Chicken Stir Fry is a no-brainer. Literally. Pan. Oil. Chicken. Vegetables. Sauce. Stir. (Then throw it all on a starch if you're so inclined.) It's almost laughable how easy and satisfying this meal is, especially when you're using my equally easy-to-make and "Are-you-sure-this-is-healthy?" Healthy Stir Fry Sauce. This meal is as crave-able as it is reliable, so whether it's planned or in a pinch, no one at the table is going to look at you sideways.
Combine all stir fry sauce ingredients in a lidded jar or glass mixing cup; shake or whisk to combine and set aside.
Heat a 12” skillet over medium high heat. Add the oil and heat until it shimmers. Add the chicken and toss to coat in the fat. Saute, stirring occasionally, until no longer pink, 5-6 minutes.
Add the carrots and broccoli, toss with the chicken and stir fry for 3 minutes.
Add the peppers, toss with the skillet contents, and stir fry 3 minutes more.
Give the stir fry sauce a stir or a shake if the ingredients have started to settle, then pour into the skillet.

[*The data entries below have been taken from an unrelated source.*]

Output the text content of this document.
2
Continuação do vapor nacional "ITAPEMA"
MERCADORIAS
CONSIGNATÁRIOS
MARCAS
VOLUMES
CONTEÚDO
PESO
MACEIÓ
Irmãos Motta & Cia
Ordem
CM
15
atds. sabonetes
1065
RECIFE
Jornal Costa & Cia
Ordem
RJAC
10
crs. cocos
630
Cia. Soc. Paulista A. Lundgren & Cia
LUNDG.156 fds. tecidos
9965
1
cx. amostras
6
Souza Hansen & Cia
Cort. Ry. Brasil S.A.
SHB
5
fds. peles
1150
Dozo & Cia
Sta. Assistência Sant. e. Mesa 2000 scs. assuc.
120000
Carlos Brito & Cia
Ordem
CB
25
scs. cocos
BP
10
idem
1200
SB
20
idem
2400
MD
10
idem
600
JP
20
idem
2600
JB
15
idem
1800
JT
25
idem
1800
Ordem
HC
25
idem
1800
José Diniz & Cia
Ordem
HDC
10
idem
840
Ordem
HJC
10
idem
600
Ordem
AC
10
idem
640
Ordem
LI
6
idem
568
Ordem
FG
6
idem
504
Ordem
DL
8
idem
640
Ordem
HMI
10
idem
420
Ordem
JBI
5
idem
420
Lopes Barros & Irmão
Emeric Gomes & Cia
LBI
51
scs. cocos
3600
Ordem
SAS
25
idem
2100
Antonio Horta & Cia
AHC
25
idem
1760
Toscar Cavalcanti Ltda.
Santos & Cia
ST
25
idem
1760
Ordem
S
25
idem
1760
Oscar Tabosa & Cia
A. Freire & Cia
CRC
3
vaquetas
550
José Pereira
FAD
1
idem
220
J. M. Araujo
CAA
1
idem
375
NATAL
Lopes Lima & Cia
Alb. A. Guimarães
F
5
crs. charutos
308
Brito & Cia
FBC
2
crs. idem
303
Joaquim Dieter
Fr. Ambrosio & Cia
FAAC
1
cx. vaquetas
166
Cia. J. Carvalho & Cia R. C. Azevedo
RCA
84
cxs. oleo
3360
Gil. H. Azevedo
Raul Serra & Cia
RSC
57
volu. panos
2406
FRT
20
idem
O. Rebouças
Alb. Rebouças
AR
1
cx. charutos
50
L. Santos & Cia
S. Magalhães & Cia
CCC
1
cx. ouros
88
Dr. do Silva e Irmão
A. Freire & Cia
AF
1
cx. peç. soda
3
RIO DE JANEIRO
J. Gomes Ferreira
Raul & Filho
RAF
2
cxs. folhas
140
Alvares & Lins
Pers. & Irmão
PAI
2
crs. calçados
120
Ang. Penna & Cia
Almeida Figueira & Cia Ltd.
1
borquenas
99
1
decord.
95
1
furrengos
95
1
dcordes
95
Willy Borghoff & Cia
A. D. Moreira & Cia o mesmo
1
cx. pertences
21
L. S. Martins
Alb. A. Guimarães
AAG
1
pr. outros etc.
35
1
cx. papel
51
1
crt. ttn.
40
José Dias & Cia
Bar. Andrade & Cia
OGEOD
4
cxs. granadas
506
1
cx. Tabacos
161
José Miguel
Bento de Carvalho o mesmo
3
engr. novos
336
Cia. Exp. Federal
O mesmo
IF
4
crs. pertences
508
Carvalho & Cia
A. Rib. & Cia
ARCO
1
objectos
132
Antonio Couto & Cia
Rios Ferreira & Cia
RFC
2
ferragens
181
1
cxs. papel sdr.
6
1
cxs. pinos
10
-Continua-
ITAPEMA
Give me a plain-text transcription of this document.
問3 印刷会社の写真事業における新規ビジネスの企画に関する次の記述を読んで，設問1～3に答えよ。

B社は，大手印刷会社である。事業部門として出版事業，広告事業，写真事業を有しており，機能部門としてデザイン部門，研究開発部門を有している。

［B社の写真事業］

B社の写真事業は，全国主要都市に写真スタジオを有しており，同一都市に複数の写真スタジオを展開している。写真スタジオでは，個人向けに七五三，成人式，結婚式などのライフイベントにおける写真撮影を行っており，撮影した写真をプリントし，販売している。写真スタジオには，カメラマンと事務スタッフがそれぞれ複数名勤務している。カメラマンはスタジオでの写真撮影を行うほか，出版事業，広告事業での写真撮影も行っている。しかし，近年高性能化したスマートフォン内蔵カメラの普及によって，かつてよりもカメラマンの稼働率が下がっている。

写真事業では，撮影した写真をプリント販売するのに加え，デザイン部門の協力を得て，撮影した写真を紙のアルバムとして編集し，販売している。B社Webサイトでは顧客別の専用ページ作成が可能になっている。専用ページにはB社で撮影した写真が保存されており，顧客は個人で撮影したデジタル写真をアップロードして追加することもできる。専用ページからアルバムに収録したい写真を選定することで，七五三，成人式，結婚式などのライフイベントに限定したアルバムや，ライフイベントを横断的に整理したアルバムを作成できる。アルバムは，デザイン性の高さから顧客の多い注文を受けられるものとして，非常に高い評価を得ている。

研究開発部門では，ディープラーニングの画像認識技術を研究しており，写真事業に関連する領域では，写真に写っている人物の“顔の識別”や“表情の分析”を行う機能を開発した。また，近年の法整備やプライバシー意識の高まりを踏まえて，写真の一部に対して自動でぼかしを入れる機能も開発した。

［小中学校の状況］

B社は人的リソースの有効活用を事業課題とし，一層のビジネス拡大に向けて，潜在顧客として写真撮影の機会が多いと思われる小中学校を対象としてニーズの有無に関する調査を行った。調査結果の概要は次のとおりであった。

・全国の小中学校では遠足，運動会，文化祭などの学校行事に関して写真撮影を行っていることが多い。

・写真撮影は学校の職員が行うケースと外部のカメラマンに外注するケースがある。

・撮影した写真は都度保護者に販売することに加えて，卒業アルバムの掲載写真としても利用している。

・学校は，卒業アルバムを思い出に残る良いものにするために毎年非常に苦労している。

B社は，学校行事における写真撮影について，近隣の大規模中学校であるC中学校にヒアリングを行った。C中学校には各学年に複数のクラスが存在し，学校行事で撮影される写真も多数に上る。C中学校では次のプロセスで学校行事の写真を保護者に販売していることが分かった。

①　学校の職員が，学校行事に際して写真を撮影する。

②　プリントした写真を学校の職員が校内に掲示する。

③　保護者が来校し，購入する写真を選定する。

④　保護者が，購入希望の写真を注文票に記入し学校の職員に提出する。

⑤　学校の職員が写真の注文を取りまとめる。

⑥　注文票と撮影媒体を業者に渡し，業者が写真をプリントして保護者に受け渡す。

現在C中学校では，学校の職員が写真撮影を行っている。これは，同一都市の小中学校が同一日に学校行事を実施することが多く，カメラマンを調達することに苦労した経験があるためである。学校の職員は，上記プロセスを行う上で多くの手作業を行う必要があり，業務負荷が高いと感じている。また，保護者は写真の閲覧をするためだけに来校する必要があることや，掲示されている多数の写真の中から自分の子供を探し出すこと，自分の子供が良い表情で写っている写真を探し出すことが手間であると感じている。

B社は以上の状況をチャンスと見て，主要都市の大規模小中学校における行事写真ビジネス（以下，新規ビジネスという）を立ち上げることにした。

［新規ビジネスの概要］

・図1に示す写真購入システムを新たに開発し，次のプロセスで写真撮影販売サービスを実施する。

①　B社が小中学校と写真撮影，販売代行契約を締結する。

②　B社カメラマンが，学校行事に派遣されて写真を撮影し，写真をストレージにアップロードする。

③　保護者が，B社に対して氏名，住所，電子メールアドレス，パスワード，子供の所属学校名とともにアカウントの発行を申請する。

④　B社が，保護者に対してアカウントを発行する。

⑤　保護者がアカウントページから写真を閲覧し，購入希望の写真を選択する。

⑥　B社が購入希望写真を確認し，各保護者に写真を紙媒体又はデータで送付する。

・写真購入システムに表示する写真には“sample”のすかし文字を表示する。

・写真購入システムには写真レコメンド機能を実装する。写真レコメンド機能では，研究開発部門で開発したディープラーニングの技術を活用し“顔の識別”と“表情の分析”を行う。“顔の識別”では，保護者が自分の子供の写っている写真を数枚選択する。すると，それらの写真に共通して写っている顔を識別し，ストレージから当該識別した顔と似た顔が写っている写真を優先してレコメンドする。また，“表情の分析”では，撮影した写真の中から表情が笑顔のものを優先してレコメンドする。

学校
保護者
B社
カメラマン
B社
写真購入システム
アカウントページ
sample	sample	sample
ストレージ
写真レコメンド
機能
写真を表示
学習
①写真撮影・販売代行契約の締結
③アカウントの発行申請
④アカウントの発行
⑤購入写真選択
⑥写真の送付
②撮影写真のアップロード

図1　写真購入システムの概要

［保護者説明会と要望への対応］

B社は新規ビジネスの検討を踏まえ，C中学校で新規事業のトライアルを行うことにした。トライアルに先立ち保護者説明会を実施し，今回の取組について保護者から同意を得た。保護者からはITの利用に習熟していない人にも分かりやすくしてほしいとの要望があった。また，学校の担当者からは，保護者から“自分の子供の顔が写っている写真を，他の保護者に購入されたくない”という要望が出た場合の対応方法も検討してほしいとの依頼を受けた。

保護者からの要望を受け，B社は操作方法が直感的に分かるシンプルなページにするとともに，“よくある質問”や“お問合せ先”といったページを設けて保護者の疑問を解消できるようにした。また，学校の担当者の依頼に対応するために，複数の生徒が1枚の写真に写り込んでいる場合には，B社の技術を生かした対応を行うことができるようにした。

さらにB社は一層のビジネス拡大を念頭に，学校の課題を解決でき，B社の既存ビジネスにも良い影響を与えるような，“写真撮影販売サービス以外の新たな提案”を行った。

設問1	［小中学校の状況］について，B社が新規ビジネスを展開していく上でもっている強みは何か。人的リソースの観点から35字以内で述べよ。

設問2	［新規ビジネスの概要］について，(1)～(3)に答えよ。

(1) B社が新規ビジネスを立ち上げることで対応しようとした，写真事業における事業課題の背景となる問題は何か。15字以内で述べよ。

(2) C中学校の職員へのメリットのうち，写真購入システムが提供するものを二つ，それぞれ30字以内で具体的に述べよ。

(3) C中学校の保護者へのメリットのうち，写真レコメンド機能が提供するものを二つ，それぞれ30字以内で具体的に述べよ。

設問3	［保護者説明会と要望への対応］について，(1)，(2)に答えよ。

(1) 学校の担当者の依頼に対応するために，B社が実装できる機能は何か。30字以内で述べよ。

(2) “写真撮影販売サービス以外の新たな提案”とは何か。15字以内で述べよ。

Give everything a good toss, then simmer until the sauce thickens, the chicken is cooked through, and the vegetables are bite tender, 3-5 minutes.
Serve immediately over rice, cauliflower rice, or noodles.
Nutritional information represents stir fry only.
Storage: store leftovers in a sealed container in the fridge for up to 4 days. Reheat in the microwave in 30 second intervals, stirring in-between.